Заметим, что в душе Печорина не нашлось места тому строю мыслей и чувств, который отразился в лермонтовских «Бородине» и «Родине», «Песне про купца Калашникова…» и «Казачьей колыбельной песне», «Молитве» и «Ветке Палестины». Входит ли этот мотив трагического отчуждения Печорина от коренных, православных устоев русской жизни в текст романа? Безусловно, входит, и связан он именно с образом Максима Максимыча.

Обычно роль простодушного штабс-капитана сводят к тому, что этот герой, не понимая глубины печоринского характера, призван дать ему первую, самую приблизительную характеристику. Думается, однако, что значение Максима Максимыча в системе образов романа более весомо и значительно. Еще Белинский увидел в нем воплощение русской натуры: «Максим Максимыч может употребляться не как собственное, но как нарицательное имя наравне с Онегиными, Ленскими, Чацкими». У него «чудесная душа и золотое сердце. Это тип чисто русский».
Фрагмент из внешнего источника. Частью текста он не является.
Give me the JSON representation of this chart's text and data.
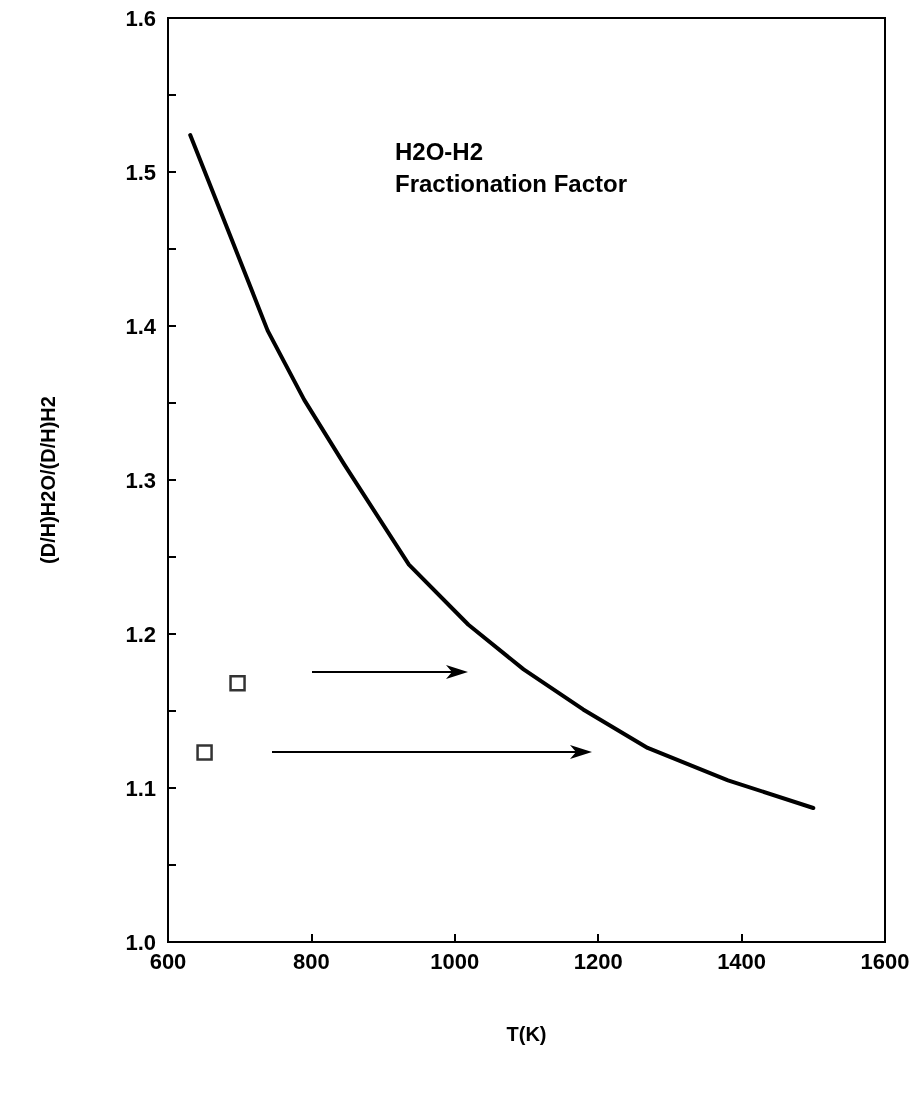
{
  "chart_data": {
    "type": "line",
    "title": "H2O-H2\nFractionation Factor",
    "xlabel": "T(K)",
    "ylabel": "(D/H)H2O/(D/H)H2",
    "xlim": [
      600,
      1600
    ],
    "xticks": [
      600,
      800,
      1000,
      1200,
      1400,
      1600
    ],
    "ylim": [
      1.0,
      1.6
    ],
    "yticks": [
      {
        "value": 1.0,
        "label": "1.0"
      },
      {
        "value": 1.05,
        "label": null
      },
      1.1,
      {
        "value": 1.15,
        "label": null
      },
      1.2,
      {
        "value": 1.25,
        "label": null
      },
      1.3,
      {
        "value": 1.35,
        "label": null
      },
      1.4,
      {
        "value": 1.45,
        "label": null
      },
      1.5,
      {
        "value": 1.55,
        "label": null
      },
      1.6
    ],
    "grid": false,
    "series": [
      {
        "color": "#000000",
        "marker": "none",
        "line_style": "solid",
        "x": [
          631,
          689,
          739,
          790,
          846,
          936,
          1019,
          1096,
          1179,
          1269,
          1381,
          1500
        ],
        "values": [
          1.524,
          1.456,
          1.397,
          1.352,
          1.31,
          1.245,
          1.206,
          1.177,
          1.151,
          1.126,
          1.105,
          1.087
        ]
      },
      {
        "type": "scatter",
        "color": "#000000",
        "marker": "square",
        "x": [
          651,
          697
        ],
        "values": [
          1.123,
          1.168
        ]
      }
    ]
  }
}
Своей сердечной, христиански-братской любовью к ближнему Максим Максимыч рельефно оттеняет изломанность и болезненную раздвоенность характера Печорина, а вместе с тем и всего «водяного общества». «Картина выходит особенно яркой благодаря архитектонике романа, – обращал на это внимание А. С. Долинин. – Максим Максимыч нарисован раньше, и когда потом проходят действующие лица из „Дневника Печорина“, то им все время противостоит его великолепная фигура во всей своей чистоте, неосознанном героизме и смиренномудрии – с теми чертами, которые нашли свое дальнейшее углубление у Толстого в Платоне Каратаеве, у Достоевского в смиренных образах из „Идиота“, „Подростка“, „Братьев Карамазовых“. Русский интеллектуальный герой второй половины XIX века откроет в этих „смиренных“ людях религиозную глубину и ресурсы для своего обновления. Лермонтовский Печорин встретился с таким человеком и – прошел мимо».